Important Note: This is a batch transcription system - you hold F9 to record, and transcription happens when you release. This design choice is based on Whisper's architecture, which is optimized for processing complete audio segments rather than real-time streaming.
Whisper models are designed for high-accuracy transcription of complete speech segments, not real-time streaming. This application embraces that limitation to provide:
- 95%+ accuracy with sufficient audio context
- Complete sentence understanding
- Proper punctuation and capitalization
- No chunky or incorrect partial transcriptions
Coming Soon: A parallel version using Vosk for true real-time streaming transcription is in development.
- 🎤 Push-to-Talk Interface: Hold F9 to record, release to transcribe
- 🚀 GPU Accelerated: CUDA support for NVIDIA GPUs
- 🎯 Local Processing: No cloud dependencies, all transcription happens locally
- 📝 Direct Text Input: Types transcribed text at cursor position in any application
- 🎮 System Tray Application: Runs quietly in background with settings window
- 🔧 Model Selection: Choose from Tiny, Base, Small, or Medium Whisper models
Omar Sharif as Melchisidek (the translator) in "The 13th Warrior" [1999]
Component | Technology |
---|---|
Language | F# (.NET 10) |
UI Framework | Avalonia 11 |
GPU Support | CUDA 12 via Whisper.NET |
Voice Engine | Whisper.NET (whisper.cpp bindings) |
Transcription Mode | Batch processing (push-to-talk) |
Target Hardware | NVIDIA RTX GPUs |
- Hold F9: Start recording audio
- Speak: Your speech is buffered locally
- Release F9: Audio is sent to Whisper for transcription
- Text appears: Transcribed text is typed at your cursor position
This batch lacks the "smoothness" of multi-threaded streaming transcription like most expect due to phone VTT behavior that's commonplace. This approach is based on whisper model behavior that uses this approach to ensure accurate transcription.

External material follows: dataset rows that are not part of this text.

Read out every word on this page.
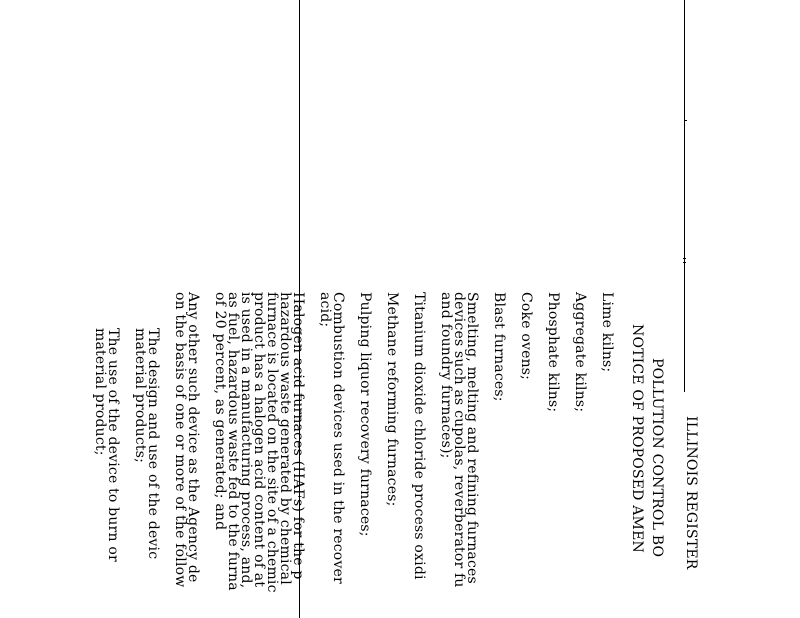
ILLINOIS REGISTER
POLLUTION CONTROL BO
NOTICE OF PROPOSED AMEN
Lime kilns;
Aggregate kilns;
Phosphate kilns;
Coke ovens;
Blast furnaces;
Smelting, melting and refining furnaces
devices such as cupolas, reverberator fu
and foundry furnaces);
Titanium dioxide chloride process oxidi
Methane reforming furnaces;
Pulping liquor recovery furnaces;
Combustion devices used in the recover
acid;
Halogen acid furnaces (HAFs) for the p
hazardous waste generated by chemical
furnace is located on the site of a chemic
product has a halogen acid content of at
is used in a manufacturing process, and,
as fuel, hazardous waste fed to the furna
of 20 percent, as generated; and
Any other such device as the Agency de
on the basis of one or more of the follow
The design and use of the devic
material products;
The use of the device to burn or
material product;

- .NET 10 SDK (RC1 or later)
- NVIDIA GPU with CUDA support (optional but recommended)
- Windows 10/11
# Clone and restore dependencies
git clone https://github.com/your-repo/SpeakEZ.git
cd Mel
dotnet restore
# Build and run in debug mode
./run-debug.ps1
# Or build for release
dotnet publish -c Release -r win-x64 --self-contained
┌─────────────────────────────────────────────┐
│ Mel Service │
├─────────────────────────────────────────────┤
│ System Tray UI (Avalonia + ReactiveElmish) │
│ ├─ Settings Management │
│ ├─ Model Download Manager │
│ ├─ Real-time Status Display │
│ └─ Transcript History │
├─────────────────────────────────────────────┤
│ Core Voice Pipeline │
│ ├─ Voice Activity Detection │
│ ├─ Audio Capture (WASAPI/ALSA) │
│ ├─ Whisper.NET Transcription │
│ └─ GPU-Accelerated Processing │
├─────────────────────────────────────────────┤
│ .NET 10 Native AOT Runtime │
│ └─ CUDA 12 / TensorPrimitives │
└─────────────────────────────────────────────┘
Metric | RTX 3050 Performance |
---|---|
Model Loading | <500ms (Base model) |
Real-time Factor | 5-10x (Base model) |
Transcription Latency | 50-100ms per second of audio |
Memory Usage | ~400MB + model size |
VRAM Usage | 1-2GB (Base model) |
Startup Time | <200ms (AOT compiled) |
Model | Size | VRAM Usage | Accuracy | Speed |
---|---|---|---|---|
Tiny | 39MB | <1GB | Good | Fastest |
Base | 142MB | ~2GB | Better | Fast |
Small | 466MB | ~3GB | Great | Moderate |
Medium | 1.5GB | ~4GB | Excellent | Slower |
Quantized variants (q4_0, q5_1) available for reduced memory usage
src/
├── Core/ # Core service
│ ├── Audio/
│ │ ├── Capture.fs # WASAPI audio capture
│ │ └── VAD.fs # Voice activity detection
│ ├── Transcription/
│ │ └── Whisper.fs # Whisper.NET integration
│ ├── Service/
│ │ └── Host.fs # Background service host
│ └── Program.fs # Service entry point
│
├── UI/ # Desktop UI
│ ├── Models/ # Elmish state models
│ ├── ViewModels/ # ReactiveElmish VMs
│ ├── Views/ # Avalonia XAML views
│ └── Tray/ # System tray service
│
design/ # design docs
│ ├── main_design.md # Core implementation
│ └── ui_design.md # UI architecture
│
img/
└── Sharif_Melchisidek.png # README image
Right now the support is pretty "skinny" as it was an experiment to see whether this approach would work at all. So with this proof in place, other experiments with true multi-threaded text transcription (via Vosk) will take place. Once that's "in the can" then multi-platform support will be rolled out.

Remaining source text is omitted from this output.